Splice junctions from the MEF-to-iPSC time-course were reconstituted from the corresponding transcript annotations, flanked by 100 nt up- and downstream of each junction. The resulting alignments were used as input for JunctionSeq analysis (Anders et al., 2012; Hartley and Mullikin, 2016), which is based on the DEX-seq model but has been reported to detect readily novel splice junctions and intron retention. Briefly, exon coordinates from transcript models with a Transcript Support Level of 1 (the most stringent) were extracted and used as input for QoRTS (Hartley and Mullikin, 2015), together with the alignments from the time-course RNA-seq data. The capability of QoRTS to call novel splice junctions from the data was enabled. The output from QoRTS, a flat exon/junction annotation file, was used together with the alignment data as input for the JunctionSeq software to detect differential exon/junction usage between time-points. Each time-point was contrasted against the original MEF cells (day-0) in one JunctionSeq run. In another run, each time-point was contrasted to the previous time-point. In a third run, all time-points were considered together in the one linear model to test for any effect at all of time-point on exon/junction usage. Log2-fold changes reported are all variance-stabilised transformation of the original log2 fold-changes in expression estimates. In each of the pairwise contrast between timepoints, exonic/junction, features with a FDR < 0.05 were classed as 'regulated', while others were classed either as unregulated (FDR > 0.05), or 'untestable' (too few reads observed in both time points), by JunctionSeq.

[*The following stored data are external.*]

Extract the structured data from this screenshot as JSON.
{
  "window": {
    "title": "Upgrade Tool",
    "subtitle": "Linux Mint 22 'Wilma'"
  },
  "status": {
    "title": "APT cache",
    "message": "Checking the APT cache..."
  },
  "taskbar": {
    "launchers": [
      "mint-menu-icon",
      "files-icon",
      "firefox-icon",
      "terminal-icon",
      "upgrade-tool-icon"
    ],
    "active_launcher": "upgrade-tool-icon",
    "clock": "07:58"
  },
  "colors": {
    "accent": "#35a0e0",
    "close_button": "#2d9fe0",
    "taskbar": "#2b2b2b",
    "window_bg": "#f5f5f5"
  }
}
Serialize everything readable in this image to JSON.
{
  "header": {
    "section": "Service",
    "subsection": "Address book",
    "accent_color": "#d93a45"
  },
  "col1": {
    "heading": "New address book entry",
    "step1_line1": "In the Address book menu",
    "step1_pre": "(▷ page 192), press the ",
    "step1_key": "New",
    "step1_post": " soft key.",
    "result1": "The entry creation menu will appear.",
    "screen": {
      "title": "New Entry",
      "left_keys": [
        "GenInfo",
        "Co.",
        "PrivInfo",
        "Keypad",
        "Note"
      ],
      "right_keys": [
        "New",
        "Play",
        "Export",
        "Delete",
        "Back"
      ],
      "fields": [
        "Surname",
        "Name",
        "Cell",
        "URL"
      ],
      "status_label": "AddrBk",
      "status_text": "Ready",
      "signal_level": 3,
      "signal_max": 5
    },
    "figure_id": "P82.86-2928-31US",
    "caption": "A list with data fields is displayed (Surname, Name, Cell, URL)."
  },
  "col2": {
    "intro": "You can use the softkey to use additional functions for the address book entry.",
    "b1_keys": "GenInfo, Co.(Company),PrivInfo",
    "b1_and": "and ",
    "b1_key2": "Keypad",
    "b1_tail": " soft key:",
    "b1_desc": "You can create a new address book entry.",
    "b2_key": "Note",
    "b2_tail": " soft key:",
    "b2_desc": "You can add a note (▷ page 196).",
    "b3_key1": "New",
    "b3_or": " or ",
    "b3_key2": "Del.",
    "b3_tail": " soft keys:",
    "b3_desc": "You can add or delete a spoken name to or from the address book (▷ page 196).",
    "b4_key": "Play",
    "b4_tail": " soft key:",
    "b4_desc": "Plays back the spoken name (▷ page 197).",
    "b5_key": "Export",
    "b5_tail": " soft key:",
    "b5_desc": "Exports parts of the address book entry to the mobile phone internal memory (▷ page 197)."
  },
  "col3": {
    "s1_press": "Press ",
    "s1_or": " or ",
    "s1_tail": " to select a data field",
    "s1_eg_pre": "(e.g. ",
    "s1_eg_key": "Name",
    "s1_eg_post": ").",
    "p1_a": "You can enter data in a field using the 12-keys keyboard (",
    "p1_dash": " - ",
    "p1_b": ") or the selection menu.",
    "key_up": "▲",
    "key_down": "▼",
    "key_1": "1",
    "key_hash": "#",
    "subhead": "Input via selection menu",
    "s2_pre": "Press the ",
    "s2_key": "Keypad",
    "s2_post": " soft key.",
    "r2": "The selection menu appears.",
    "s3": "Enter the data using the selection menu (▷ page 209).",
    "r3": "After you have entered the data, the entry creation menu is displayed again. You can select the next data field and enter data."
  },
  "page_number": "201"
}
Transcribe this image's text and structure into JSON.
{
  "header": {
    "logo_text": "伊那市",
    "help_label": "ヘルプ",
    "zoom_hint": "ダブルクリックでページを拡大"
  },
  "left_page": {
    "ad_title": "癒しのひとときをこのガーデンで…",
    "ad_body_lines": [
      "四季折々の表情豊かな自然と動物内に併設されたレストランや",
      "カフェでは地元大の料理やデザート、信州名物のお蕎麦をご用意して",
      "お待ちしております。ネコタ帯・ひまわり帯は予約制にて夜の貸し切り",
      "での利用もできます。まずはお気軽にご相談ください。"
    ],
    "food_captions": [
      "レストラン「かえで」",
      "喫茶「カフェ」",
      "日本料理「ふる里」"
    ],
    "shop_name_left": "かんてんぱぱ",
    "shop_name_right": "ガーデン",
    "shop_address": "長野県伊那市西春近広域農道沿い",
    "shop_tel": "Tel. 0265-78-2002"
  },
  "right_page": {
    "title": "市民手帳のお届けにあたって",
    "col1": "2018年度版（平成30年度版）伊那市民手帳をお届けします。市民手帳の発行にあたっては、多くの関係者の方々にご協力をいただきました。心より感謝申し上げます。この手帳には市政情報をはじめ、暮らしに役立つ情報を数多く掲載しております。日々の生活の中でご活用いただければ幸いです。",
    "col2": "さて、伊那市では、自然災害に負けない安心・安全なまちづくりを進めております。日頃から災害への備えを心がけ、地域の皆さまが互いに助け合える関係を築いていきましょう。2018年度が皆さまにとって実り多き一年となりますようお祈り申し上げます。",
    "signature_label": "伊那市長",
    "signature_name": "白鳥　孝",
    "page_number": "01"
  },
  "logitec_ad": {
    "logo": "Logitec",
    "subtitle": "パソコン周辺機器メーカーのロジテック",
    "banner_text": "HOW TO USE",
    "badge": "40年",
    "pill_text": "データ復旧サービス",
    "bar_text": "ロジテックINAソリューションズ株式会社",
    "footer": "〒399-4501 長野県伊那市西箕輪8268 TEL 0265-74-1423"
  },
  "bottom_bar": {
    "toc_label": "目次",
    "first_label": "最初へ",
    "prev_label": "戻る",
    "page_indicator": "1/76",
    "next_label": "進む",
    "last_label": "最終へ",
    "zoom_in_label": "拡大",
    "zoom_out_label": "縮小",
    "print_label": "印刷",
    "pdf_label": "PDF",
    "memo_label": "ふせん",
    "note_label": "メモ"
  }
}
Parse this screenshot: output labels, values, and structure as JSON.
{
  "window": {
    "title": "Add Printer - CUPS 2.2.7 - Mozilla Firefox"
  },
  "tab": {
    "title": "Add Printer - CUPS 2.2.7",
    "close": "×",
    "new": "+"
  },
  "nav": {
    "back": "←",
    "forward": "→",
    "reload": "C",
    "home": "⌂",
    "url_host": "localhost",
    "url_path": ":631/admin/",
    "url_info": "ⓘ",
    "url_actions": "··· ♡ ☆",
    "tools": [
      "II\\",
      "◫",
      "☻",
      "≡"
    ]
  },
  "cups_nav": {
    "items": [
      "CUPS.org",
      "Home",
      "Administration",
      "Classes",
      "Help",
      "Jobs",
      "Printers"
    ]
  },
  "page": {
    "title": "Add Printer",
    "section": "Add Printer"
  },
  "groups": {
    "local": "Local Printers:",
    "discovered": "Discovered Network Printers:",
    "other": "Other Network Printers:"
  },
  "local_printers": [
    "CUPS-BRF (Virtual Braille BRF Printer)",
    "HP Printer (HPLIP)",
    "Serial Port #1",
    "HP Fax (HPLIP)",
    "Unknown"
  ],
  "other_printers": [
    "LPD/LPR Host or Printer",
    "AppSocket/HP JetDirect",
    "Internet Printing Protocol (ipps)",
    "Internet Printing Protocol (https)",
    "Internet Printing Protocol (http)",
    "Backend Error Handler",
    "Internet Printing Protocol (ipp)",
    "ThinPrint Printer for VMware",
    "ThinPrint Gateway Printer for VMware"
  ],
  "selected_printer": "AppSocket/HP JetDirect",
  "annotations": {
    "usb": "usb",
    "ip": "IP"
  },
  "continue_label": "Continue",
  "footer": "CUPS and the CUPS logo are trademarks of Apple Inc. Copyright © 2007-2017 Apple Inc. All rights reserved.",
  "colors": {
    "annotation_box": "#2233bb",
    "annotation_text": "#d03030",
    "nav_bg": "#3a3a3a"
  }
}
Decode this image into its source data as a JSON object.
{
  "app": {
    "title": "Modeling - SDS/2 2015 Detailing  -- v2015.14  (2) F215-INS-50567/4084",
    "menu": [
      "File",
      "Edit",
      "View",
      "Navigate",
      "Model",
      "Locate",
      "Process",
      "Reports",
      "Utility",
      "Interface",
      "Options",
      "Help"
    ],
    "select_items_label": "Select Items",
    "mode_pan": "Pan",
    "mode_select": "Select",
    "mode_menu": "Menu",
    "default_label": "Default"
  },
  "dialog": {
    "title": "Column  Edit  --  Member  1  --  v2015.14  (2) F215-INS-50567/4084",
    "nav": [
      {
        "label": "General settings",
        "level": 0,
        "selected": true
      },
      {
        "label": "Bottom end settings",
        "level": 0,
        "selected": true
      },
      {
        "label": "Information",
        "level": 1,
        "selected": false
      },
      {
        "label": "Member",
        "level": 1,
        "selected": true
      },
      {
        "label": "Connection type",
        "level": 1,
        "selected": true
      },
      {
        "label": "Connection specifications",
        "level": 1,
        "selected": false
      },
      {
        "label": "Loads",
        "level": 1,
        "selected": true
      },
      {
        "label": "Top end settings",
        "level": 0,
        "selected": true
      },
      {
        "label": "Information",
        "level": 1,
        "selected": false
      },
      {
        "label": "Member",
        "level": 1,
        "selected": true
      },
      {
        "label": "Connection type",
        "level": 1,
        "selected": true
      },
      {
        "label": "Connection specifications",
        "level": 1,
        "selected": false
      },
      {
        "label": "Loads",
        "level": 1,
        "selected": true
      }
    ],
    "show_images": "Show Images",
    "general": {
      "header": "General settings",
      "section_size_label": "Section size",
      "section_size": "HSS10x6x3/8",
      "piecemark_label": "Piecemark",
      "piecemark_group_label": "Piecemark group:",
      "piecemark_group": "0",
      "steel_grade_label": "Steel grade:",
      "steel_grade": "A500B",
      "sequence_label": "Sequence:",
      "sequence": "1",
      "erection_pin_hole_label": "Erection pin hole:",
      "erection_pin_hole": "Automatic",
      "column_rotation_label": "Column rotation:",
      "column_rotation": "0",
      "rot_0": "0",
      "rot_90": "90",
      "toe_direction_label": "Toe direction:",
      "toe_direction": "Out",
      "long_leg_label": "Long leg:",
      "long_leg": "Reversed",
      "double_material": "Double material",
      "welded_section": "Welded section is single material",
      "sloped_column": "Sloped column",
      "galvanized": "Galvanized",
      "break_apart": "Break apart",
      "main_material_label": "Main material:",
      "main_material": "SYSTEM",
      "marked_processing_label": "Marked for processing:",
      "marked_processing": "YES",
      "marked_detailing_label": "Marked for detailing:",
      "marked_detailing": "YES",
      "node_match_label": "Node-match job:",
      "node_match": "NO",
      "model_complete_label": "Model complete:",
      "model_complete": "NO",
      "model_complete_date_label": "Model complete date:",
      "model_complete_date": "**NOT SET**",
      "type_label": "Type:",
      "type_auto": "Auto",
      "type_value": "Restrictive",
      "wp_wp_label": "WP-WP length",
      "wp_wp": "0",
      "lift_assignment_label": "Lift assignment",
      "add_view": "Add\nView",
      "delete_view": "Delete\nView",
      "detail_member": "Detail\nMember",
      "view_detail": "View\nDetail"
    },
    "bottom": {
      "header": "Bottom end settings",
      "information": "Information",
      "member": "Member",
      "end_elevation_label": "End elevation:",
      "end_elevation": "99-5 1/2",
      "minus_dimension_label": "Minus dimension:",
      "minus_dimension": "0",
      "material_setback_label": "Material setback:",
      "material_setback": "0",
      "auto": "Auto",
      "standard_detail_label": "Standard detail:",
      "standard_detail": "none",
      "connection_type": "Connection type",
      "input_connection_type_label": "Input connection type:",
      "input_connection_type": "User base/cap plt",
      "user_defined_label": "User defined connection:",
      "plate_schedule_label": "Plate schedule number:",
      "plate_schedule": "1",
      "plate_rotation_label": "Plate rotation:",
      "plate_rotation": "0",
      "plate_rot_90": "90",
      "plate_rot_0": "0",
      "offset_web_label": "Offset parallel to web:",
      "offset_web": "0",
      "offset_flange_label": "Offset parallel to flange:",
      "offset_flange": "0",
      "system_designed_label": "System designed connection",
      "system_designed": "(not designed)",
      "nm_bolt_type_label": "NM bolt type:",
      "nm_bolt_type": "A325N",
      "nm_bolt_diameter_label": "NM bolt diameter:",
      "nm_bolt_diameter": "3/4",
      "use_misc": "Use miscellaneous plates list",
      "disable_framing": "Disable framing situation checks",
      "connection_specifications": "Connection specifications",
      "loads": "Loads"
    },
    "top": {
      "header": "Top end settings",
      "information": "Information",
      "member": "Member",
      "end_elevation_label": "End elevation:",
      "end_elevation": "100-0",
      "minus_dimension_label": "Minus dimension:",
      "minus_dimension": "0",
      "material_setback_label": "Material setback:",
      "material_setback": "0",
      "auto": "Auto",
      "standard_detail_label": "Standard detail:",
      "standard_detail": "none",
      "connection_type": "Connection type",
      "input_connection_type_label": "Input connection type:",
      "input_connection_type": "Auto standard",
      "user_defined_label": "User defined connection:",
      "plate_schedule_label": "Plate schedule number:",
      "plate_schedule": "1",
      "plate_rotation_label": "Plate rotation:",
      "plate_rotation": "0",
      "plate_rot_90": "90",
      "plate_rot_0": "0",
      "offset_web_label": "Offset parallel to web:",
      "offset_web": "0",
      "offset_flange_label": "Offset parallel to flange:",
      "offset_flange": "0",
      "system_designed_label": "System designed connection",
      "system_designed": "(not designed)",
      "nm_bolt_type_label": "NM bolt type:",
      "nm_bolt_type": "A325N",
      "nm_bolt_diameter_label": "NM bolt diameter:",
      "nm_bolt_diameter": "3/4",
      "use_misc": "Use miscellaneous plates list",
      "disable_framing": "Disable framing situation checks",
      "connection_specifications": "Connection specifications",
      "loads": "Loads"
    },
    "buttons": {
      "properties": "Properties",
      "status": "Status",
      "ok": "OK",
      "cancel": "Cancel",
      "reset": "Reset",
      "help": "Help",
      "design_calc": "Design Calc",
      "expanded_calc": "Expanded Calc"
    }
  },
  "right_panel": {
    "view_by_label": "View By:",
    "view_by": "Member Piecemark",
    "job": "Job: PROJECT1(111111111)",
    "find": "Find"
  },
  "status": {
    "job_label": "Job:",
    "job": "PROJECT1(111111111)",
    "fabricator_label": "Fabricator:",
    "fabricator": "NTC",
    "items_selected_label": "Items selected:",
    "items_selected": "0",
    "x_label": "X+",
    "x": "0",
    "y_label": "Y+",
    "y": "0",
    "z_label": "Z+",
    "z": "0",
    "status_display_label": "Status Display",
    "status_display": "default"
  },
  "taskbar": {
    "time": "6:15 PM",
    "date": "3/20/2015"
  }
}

Data for SRSF3 iCLIP was filtered for sites that also appeared in the GFP iCLIP control, then converted to bed format. This data was then merged with the exon/junction feature annotations from QoRTS (including de novo junction calls) using BedTools. Detained intron data (Boutz et al., 2015) was similarly merged with the QoRTS annotation. For k-means clustering of time-point data, a minimum autocorrelation filter (correlation between consecutive time-points) was set at 0.1, and maximum and minimum log2 fold changes of 8.5 and 0.5, respectively, were also applied. The number of clusters was set to 20. The interaction analysis used for Figure 3 was performed with STRING (Szklarczyk et al., 2015).